Gościu jadący na rowerze następnym razem zastanowi się dwa razy nad tym, czy warto być królem drogi [...].
Do rzadkości należą jednak wypowiedzi, które przypisywałyby winę obu stronom. Winny jest oczywiście kierowca autobusu, jednak rowerzysta mocno przyczynił się do powstania tej jakże niebezpiecznej sytuacji. Wystarczy zajrzeć do przepisów.
Zgodnie z art. 16 ust. 5 ustawy Prawo o ruchu drogowym "kierujący pojazdem zaprzęgowym, rowerem, wózkiem rowerowym, motorowerem, wózkiem ręcznym oraz osoba prowadząca pojazd napędzany silnikiem są obowiązani poruszać się po poboczu, chyba że nie nadaje się ono do jazdy lub ruch pojazdu utrudniałby ruch pieszych". W takiej sytuacji rowerzysta musi stosować się do zasady zawartej w ust. 4, a więc jechać możliwie blisko prawej krawędzi jezdni. Na nagraniu widzimy, że rowerzysta jawnie zignorował ten przepis, kurczowo trzymając się środka jezdni. Oczywiście jazdę blisko prawej krawędzi uniemożliwiał zły stan nawierzchni, jednak mężczyzna mógł zjechać bliżej środka samego pasa ruchu, co zresztą uskuteczniali jego koledzy.

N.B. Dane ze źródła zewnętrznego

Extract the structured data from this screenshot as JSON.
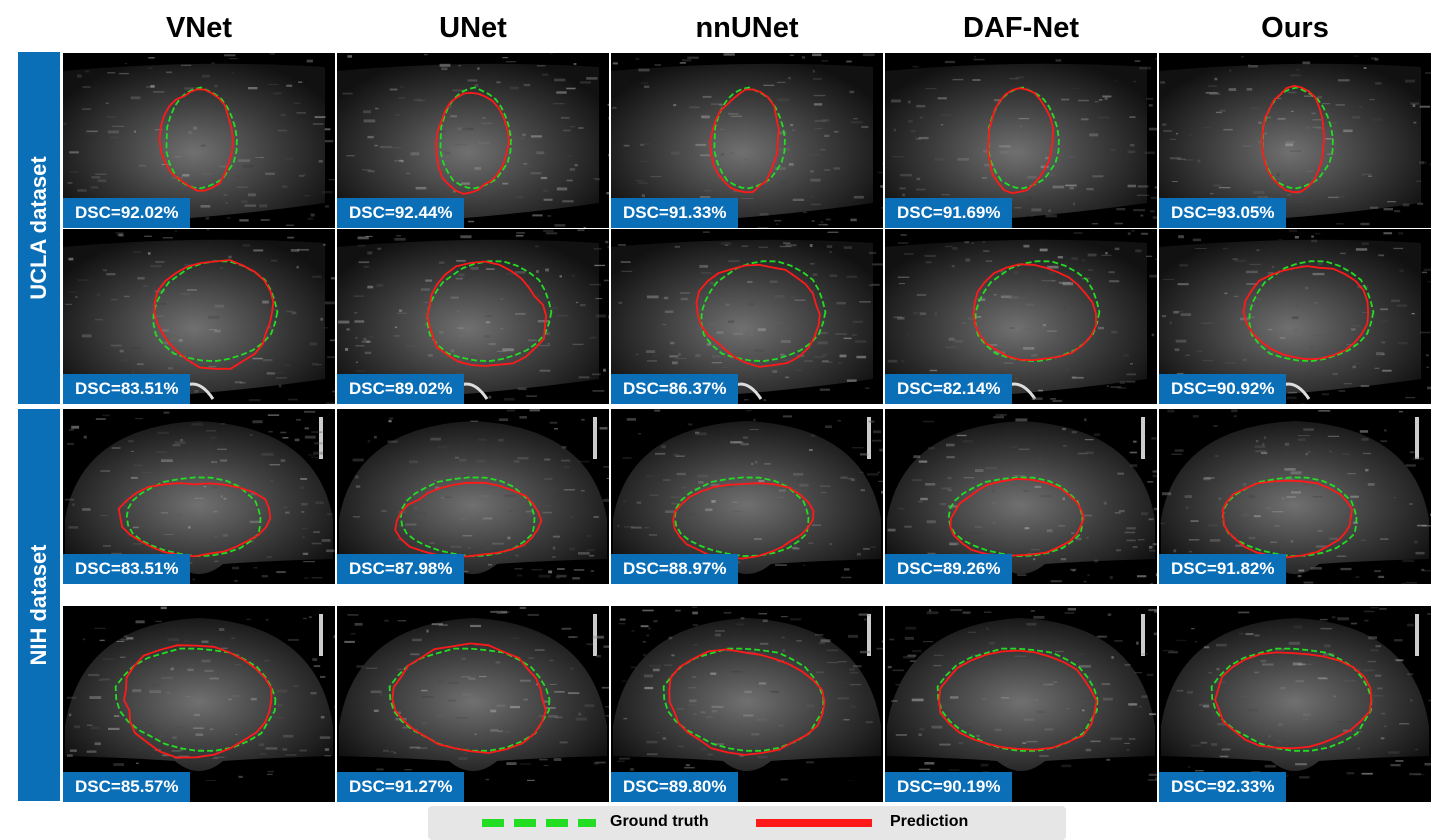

Co się tyczy kierowcy autobusu, nie zachował on bezpiecznej odległości od wyprzedzanego rowerzysty. Jak czytamy w art. 24 ust. 2 - "Kierujący pojazdem jest obowiązany przy wyprzedzaniu zachować szczególną ostrożność, a zwłaszcza bezpieczny odstęp od wyprzedzanego pojazdu lub uczestnika ruchu. W razie wyprzedzania roweru, wózka rowerowego, motoroweru, motocykla, hulajnogi elektrycznej, urządzenia transportu osobistego, osoby poruszającej się przy użyciu urządzenia wspomagającego ruch lub kolumny pieszych odstęp ten nie może być mniejszy niż 1 m". Kierowca zaryzykował, co doprowadziło do potrącenia cyklisty.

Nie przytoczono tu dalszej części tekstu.